Backers of the resolution said congressional action was overdue.

"Despite President George Bush twisting arms and making deals, justice prevailed," said Representative Brad Sherman, Democrat of California and a sponsor of the resolution. "For if we hope to stop future genocides we need to admit to those horrific acts of the past."

The question of what happened to the Armenians in Turkey beginning in 1915 has perennially transfixed Congress and bedeviled presidents of both parties.

When the issue last arose in 2000, a similar resolution also won approval by a House committee, but President Bill Clinton then succeeded in urging a Republican speaker, J. Dennis Hastert, to withdraw the measure before the full House could vote. That time, too, Turkey had warned of canceling arms sales and withdrawing support for American air forces then patrolling northern Iraq under the auspices of the United Nations.

The current speaker, Nancy Pelosi, faced pressure from Democrats - especially colleagues in California, New Jersey and Michigan, with their large Armenian communities - to revive the resolution again after her party gained control of the House and Senate this year. There is Democratic support for the resolution in the Senate, but it is unlikely to move in the months ahead because of a shortage of time and Republican opposition.

Still, the Turkish government has made clear that it would regard House passage alone as a harsh American indictment. The sharply worded Turkish warnings against the resolution, especially threats to cut off support for the American war in Iraq, seemed to embolden some of the resolution's supporters. "If they use this to destabilize our solders in Iraq, well, then shame on them," said Representative Joseph Crowley, a Democrat from New York who voted for it.

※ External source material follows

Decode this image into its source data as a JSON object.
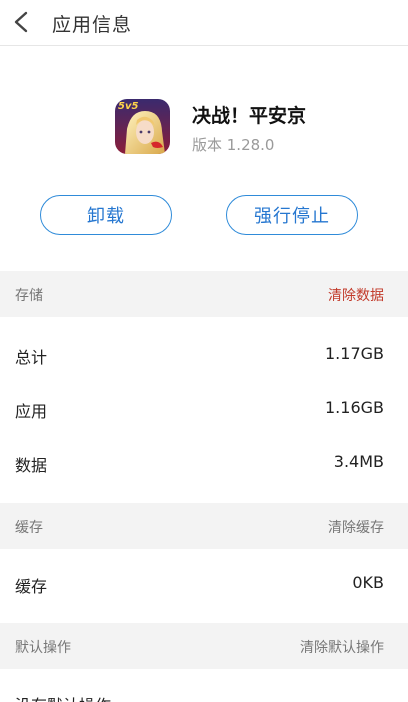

In an apparent effort to temper the anger caused by the issue, Democrats said they were considering a parallel resolution that would praise Turkey's close relations with the United States even as it passes the one that blames the forerunner of modern Turkey for one of the worst crimes in history.

Mr. Bush discussed the issue in the White House yesterday morning with his senior national security aides. Speaking by secure video from Baghdad, the senior American officials in Iraq, Gen. David H. Petraeus and Ambassador Ryan C. Crocker, raised the resolution and warned that its passage could harm the war effort in Iraq, officials said. Appearing outside the West Wing after that meeting, Defense Secretary Robert M. Gates noted that about 70 percent of all air cargo sent to Iraq passes through or comes from Turkey, as does 30 percent of the fuel and virtually all the new armored vehicles designed to withstand mines and bombs.

"They believe clearly that access to airfields and to the roads and so on in Turkey would be very much put at risk if this resolution passes and the Turks react as strongly as we believe they will," Gates said, referring to Petraeus and Crocker's remarks.

Turkey severed military ties with France after its parliament voted in 2006 to make the denial of Armenian genocide a crime.

As the House committee prepared to vote, officials from Bush himself to the American ambassador to Turkey, Ross Wilson, cajoled lawmakers by telephone.

Representative Mike Pence, a conservative Republican from Indiana who has backed the resolution in the past, said Bush persuaded him to change his position and vote no.

"While this is still the right position," Pence said, referring to the use of "genocide" to describe those events, "it is not the right time."

The House Democratic leadership met yesterday morning with Turkey's ambassador to Washington, Nabi Sensoy, and other Turkish officials who argued against moving ahead with a vote. But Representative Steny H. Hoyer of Maryland, who now holds Gephardt's old job as majority leader, said he and Pelosi would bring the resolution to the floor before Congress adjourns this year.